“Daisy, you are going to get someone killed.”
“No, darling, not me,” she said. “We’ll be well away before anything happens.”
“You and me?”
She blinked.
“Me and Jay. You and Nick. It will be fine, I promise.”
She leaned to kiss me, I guessed, on the cheek, but instead she slipped or I did, because she was kissing me on the lips. We both tasted of gin and lime, and my lipstick was fainter, ghostly on her mouth. The kiss sent a shock through me because it didn’t seem to shock her at all. She winked at me, pressing her thumb against my lower lip as if to wipe the kiss away.
“Shh, it’ll be fine.”
The maids hung the dining room with swathes of dark blue silk, barricading us from the sun as the infrequent gusts of wind billowed the makeshift curtains like sails. Lunch was a plate of cold meat and more gin, and we picked at the platter in a depressed way. Nick had given me a significant glance upon coming back in with Gatsby and Tom; I would have to get that story out of him later.
The talk wound back and forth like a dazed mouse caught in a box trap; if I had to hear Tom talk about turning a garage into a stable one more time, I might save Gatsby the trouble and simply stab him myself.
Daisy, seated between Tom and Gatsby, seemed to turn thinner and tighter, and when she jumped up, it was like a steel guitar string had been plucked too hard.

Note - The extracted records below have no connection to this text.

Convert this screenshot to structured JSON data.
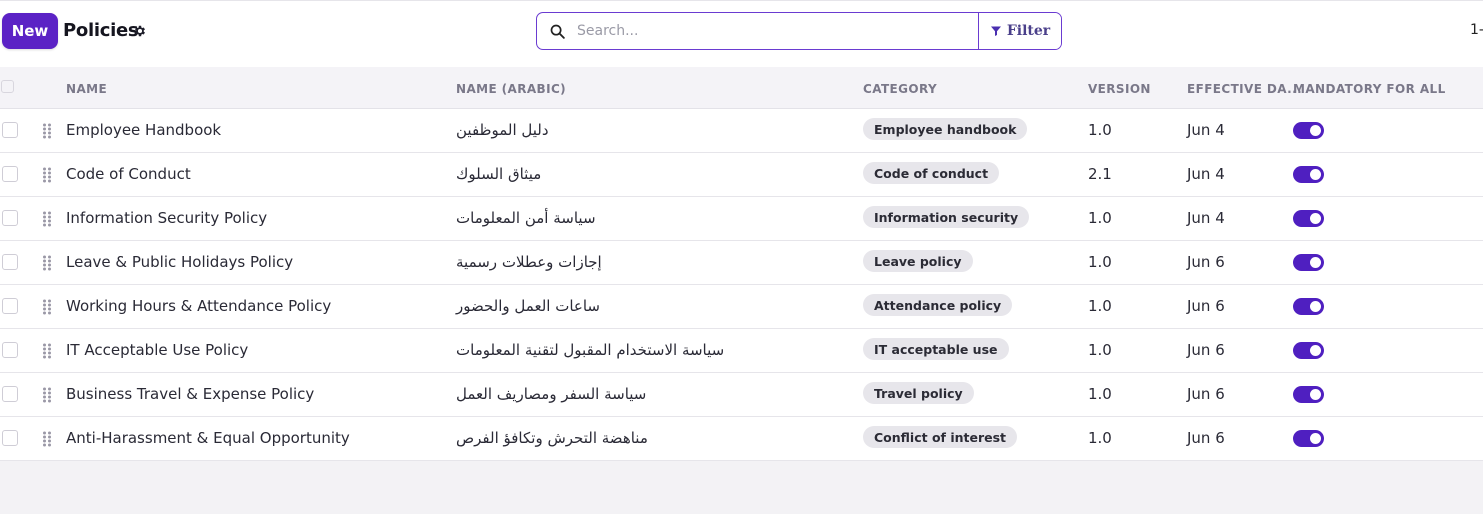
{
  "toolbar": {
    "new_label": "New",
    "title": "Policies",
    "settings_icon": "gear-icon",
    "search_placeholder": "Search...",
    "search_value": "",
    "filter_label": "Filter",
    "pager_text": "1-"
  },
  "table": {
    "headers": {
      "name": "NAME",
      "name_arabic": "NAME (ARABIC)",
      "category": "CATEGORY",
      "version": "VERSION",
      "effective_date": "EFFECTIVE DA...",
      "mandatory": "MANDATORY FOR ALL"
    },
    "rows": [
      {
        "name": "Employee Handbook",
        "name_arabic": "دليل الموظفين",
        "category": "Employee handbook",
        "version": "1.0",
        "effective": "Jun 4",
        "mandatory": true
      },
      {
        "name": "Code of Conduct",
        "name_arabic": "ميثاق السلوك",
        "category": "Code of conduct",
        "version": "2.1",
        "effective": "Jun 4",
        "mandatory": true
      },
      {
        "name": "Information Security Policy",
        "name_arabic": "سياسة أمن المعلومات",
        "category": "Information security",
        "version": "1.0",
        "effective": "Jun 4",
        "mandatory": true
      },
      {
        "name": "Leave & Public Holidays Policy",
        "name_arabic": "إجازات وعطلات رسمية",
        "category": "Leave policy",
        "version": "1.0",
        "effective": "Jun 6",
        "mandatory": true
      },
      {
        "name": "Working Hours & Attendance Policy",
        "name_arabic": "ساعات العمل والحضور",
        "category": "Attendance policy",
        "version": "1.0",
        "effective": "Jun 6",
        "mandatory": true
      },
      {
        "name": "IT Acceptable Use Policy",
        "name_arabic": "سياسة الاستخدام المقبول لتقنية المعلومات",
        "category": "IT acceptable use",
        "version": "1.0",
        "effective": "Jun 6",
        "mandatory": true
      },
      {
        "name": "Business Travel & Expense Policy",
        "name_arabic": "سياسة السفر ومصاريف العمل",
        "category": "Travel policy",
        "version": "1.0",
        "effective": "Jun 6",
        "mandatory": true
      },
      {
        "name": "Anti-Harassment & Equal Opportunity",
        "name_arabic": "مناهضة التحرش وتكافؤ الفرص",
        "category": "Conflict of interest",
        "version": "1.0",
        "effective": "Jun 6",
        "mandatory": true
      }
    ]
  },
  "colors": {
    "accent": "#5b22c5",
    "toggle_on": "#4f1fc0",
    "chip_bg": "#e7e6eb"
  }
}
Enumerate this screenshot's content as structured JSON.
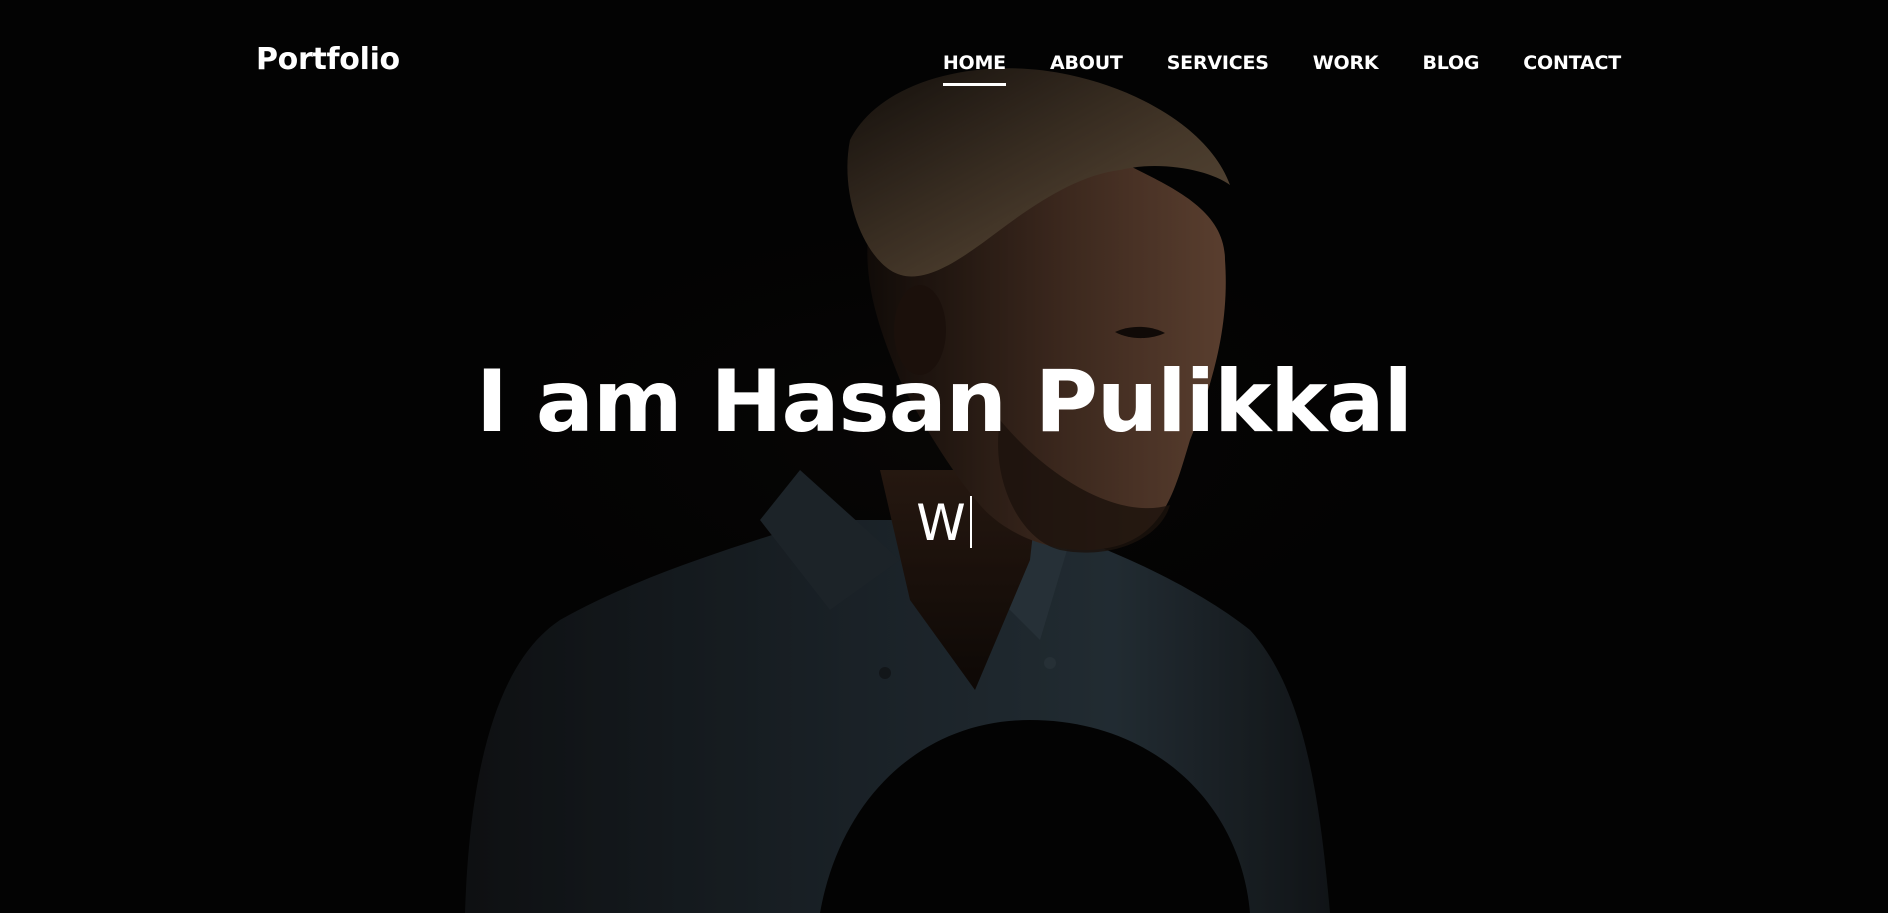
{
  "brand": {
    "name": "Portfolio"
  },
  "nav": {
    "items": [
      {
        "label": "HOME",
        "active": true
      },
      {
        "label": "ABOUT",
        "active": false
      },
      {
        "label": "SERVICES",
        "active": false
      },
      {
        "label": "WORK",
        "active": false
      },
      {
        "label": "BLOG",
        "active": false
      },
      {
        "label": "CONTACT",
        "active": false
      }
    ]
  },
  "hero": {
    "headline": "I am Hasan Pulikkal",
    "typed_text": "W",
    "background_image": "dark portrait of a man in a denim shirt holding a black hat"
  },
  "colors": {
    "background": "#050505",
    "text": "#ffffff"
  }
}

“Well, what in the world are we going to do with ourselves this afternoon?” she cried. “What are we going to do with ourselves tomorrow, and then for the next thirty years?”
“You’re being morbid,” I said, because I mistrusted that look in her eye. “We don’t have to do anything. We can just wait for fall. Life starts over again in fall.”
Daisy shook her head, her eyes filled with tears. It made me think of the night she wanted to see a lion. They were real tears at the moment. They were real tears in the moment.
“But it’s so hot,” Daisy said. “I can’t take much more of this. Let’s all go to town!”
Nick and I stared at her, too stunned by the heat and the awkwardness to do much more than watch her politely. While Gatsby probably would have liked nothing better than to make it snow for her, Tom was monopolizing him with talk of horses that Gatsby obviously didn’t have and didn’t care about.
“Who wants to go to town?” Daisy said, raising her voice insistently, and when Gatsby looked up at her, she stopped.
I had always thought that Daisy was like the rest of us Louisville girls, liars every one for the right cause, though of course you would never convince any of us of what one right cause that should be. Now I could see that she was no kind of liar at all, as her hand came out to touch Gatsby’s face right in front of her husband.
“Oh,” she said in faltering tones. “Oh but you look so cool…”
At the last moment, she pulled back. That feeling of disaster that had hung over us all day finally disappeared, because the disaster had come.
And Gatsby, who turned out to be nothing more than the son of a dirt farmer and his half-Chippewa wife, who had constructed a palace so profoundly beautiful that we need never look for the truth, simply forgot to lie with any part of his body in that moment. In that moment, they were alone together in the dining room, in the mansion, in the state, in the country, in the world, and the rest of us were left to beat our fists on the wall outside.
“You always look so cool,” she said, and then the spell was broken.
“All right, then,” Tom said, pushing away from the table. “Let’s go to town. That’s what you want, right, Daisy?”
Gatsby’s eyes narrowed at Tom’s tone, but Daisy turned conciliatory, looping her hand through Tom’s arm.